Come si guarda la Roma
Il tacco di Pellegrini sotto la Nord, Kolarov al 71’ sotto la Sud dove una volta c’erano le barriere e ora invece si tolgono da sole o con una finta di Dzeko. Ma soprattutto un megafono, un tamburo, cento bandiere e...
La vittoria splendida e romanista di ieri si porta dietro un sospiro di sollievo che è quasi un uragano, troppo per non riflettere sia su come e perché la Roma abbia potuto (non) giocare a Bologna o nel primo tempo di Milano e con l'Atalanta e farsi rimontare due gol da chi sta ancora sottozero in classifica; ma insieme fa riflettere (che poi non è una riflessione, sono gli strascichi, gli stress che ci portiamo dietro, le ferite di chi ama troppo - dicono - la Roma) su tutto quello che è stato detto, scritto e vomitato sulla Roma. Criticare sì, prendere per il culo e sfregiare la Roma no. Contestare sì, provare gioia e aizzare a ogni angolo qualcosa di veramente simile all'odio nei confronti della Roma e di ciò che le gira attorno no, contestare soffrendo perché te la stai prendendo con una cosa che è tua sì, provare gioia perché "te l'avevo detto" no.

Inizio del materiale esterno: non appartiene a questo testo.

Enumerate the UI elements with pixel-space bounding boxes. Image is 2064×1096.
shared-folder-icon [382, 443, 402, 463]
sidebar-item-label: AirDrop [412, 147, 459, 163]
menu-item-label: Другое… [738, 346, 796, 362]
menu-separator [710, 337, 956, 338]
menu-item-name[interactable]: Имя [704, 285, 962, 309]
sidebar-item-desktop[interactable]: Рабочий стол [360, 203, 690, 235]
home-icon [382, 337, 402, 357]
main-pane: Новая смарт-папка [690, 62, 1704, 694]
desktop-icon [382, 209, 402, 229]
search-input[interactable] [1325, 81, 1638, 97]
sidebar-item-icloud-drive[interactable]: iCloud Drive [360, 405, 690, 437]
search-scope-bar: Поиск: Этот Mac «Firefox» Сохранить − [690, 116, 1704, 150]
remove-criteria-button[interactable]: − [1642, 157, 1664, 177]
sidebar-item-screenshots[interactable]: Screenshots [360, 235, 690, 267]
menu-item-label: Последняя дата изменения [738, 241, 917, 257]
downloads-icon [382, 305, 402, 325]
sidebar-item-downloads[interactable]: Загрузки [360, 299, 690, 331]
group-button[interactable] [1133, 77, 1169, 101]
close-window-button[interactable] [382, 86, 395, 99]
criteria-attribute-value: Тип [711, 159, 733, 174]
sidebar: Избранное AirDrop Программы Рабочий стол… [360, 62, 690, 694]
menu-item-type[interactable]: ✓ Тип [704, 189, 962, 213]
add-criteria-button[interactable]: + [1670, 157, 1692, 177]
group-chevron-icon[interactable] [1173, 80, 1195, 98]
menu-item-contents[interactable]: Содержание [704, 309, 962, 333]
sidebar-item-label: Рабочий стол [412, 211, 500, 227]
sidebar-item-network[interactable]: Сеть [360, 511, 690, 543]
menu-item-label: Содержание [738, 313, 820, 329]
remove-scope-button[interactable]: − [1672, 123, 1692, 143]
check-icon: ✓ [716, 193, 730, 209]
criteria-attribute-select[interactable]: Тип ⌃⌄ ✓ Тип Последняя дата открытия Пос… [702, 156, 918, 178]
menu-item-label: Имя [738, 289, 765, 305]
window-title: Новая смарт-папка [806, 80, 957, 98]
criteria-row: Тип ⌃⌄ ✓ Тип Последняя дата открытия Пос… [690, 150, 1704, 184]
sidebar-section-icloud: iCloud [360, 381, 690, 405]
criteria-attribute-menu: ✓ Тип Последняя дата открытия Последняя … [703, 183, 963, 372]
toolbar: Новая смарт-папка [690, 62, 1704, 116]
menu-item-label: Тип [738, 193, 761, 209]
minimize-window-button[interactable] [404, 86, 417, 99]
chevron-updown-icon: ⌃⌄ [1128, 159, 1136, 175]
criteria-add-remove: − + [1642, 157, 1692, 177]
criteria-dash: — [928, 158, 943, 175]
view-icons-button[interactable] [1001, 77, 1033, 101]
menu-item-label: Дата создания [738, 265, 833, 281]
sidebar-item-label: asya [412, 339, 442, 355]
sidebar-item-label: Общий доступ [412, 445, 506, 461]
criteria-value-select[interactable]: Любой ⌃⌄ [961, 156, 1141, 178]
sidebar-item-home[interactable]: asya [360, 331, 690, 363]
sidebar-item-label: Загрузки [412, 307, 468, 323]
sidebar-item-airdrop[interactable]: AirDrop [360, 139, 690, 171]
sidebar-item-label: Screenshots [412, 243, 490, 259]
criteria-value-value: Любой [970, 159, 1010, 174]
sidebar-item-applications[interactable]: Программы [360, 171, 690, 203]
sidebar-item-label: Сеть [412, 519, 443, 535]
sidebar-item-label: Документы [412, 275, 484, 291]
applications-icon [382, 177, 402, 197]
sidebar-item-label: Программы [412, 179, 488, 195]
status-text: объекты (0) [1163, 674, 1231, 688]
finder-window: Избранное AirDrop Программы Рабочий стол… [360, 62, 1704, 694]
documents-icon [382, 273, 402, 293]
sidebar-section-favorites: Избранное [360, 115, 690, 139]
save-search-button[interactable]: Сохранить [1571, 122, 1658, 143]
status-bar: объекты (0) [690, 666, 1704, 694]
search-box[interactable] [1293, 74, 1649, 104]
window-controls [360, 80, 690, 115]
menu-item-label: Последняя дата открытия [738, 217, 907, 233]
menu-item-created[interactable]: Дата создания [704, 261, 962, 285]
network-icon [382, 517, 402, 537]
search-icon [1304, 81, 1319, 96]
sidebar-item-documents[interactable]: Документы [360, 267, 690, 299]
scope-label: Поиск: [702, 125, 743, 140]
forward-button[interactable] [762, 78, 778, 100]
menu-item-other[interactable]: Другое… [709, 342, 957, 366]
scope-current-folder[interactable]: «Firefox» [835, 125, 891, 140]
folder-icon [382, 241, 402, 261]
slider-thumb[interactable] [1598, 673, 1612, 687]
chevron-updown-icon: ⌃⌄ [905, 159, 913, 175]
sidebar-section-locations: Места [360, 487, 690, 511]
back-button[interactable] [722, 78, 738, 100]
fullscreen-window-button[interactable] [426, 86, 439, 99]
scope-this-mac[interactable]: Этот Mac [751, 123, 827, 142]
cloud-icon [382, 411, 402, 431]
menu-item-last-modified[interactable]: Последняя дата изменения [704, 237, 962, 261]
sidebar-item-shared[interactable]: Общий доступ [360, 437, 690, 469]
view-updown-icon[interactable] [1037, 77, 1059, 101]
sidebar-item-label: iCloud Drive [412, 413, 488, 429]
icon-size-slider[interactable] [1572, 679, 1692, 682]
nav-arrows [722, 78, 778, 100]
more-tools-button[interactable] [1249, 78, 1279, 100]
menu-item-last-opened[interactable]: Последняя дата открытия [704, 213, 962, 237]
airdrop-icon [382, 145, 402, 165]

In questi giorni non c'è stata la Roma in campo, ma non c'è stata nemmeno fuori. La Roma non ha mai perso quell'orgoglio smodato, quell'impunità riservata a chi si è sempre sentito privilegiato anche se per 41 anni non ha vinto uno scudetto, pure se tra giugno dell'86 e quello del 2001 ha vinto solo una coppa Italia e visto vincere tutti gli altri, ma che guai a mettere in discussione la Roma come sentimento. Guai. Era l'epoca in cui allo stadio entravano i tamburi, i megafoni e si cantava: «Quando al ciel si alzeran le bandiere...». C'è stato troppo dolore prima e dietro questa partita, che il sospiro di sollievo che ne deriva è un vento che quasi rischia di offuscare una gioia pura come quella di vincere 3-1 segnando di tacco sotto la Nord, una punizione sotto la Sud al minuto giusto (che poi basta co' ‘sta storia, perché significa solo dare dignità a una data e a un minuto che devono amplificare gli altri, non certo chi è romanista) con le barriere che si levano da sole senza prefetto perché basta una finta di Dzeko.
Io mi prendo questa gioia da derby, questa gioia semplice e pura, spero che la Roma abbia veramente cominciato la sua stagione, perché con Atalanta, Milan, Chievo e Bologna non aveva nemmeno giocato a pallone, ma soprattutto spero che oggi, adesso, domani, in un giorno che mette il sorriso negli occhi di chi ama la Roma, si ricominci a guardarla come si guarda qualcuno che ami. Come si guarda la Roma. A guardarci fra di noi in un'altra maniera: con la Roma che è innanzitutto e sempre un bene da tutelare dagli occhi invidiosi degli altri.
E soprattutto, soprattutto, portandosi dietro - sia metaforicamente, sia per davvero - un vessillo di libertà e di appartenenza che non chiede autorizzazioni e che certo non si piega di fronte ai risultati: una bandiera giallorossa. La bandiera non si ammaina mai, tantomeno quando perdi. La bandiera non ha colpe, racconta la tua passione innocente. La bandiera non merita nemmeno uno sguardo fatto male, ma la cura di una mamma a un ragazzino prima di andare a dormire.
La Roma è sempre stata ‘sta cosa qua, da che mondo è mondo, perdere questo è peggio che perdere mille partite o la serie A. Come quando allo stadio andavi - anche perché potevi andare - coi megafoni e i tamburi e avevi solo una premura: far vedere al mondo quanto e cos'era per te la Roma. Solo questo. Tutto questo. Come in un derby perfetto. Ieri in Curva Sud c'era un megafono, un tamburo e centinaia di bandiere. E quando al ciel si sono alzate la Roma ha semplicemente ritrovato se stessa. Per questo ha vinto.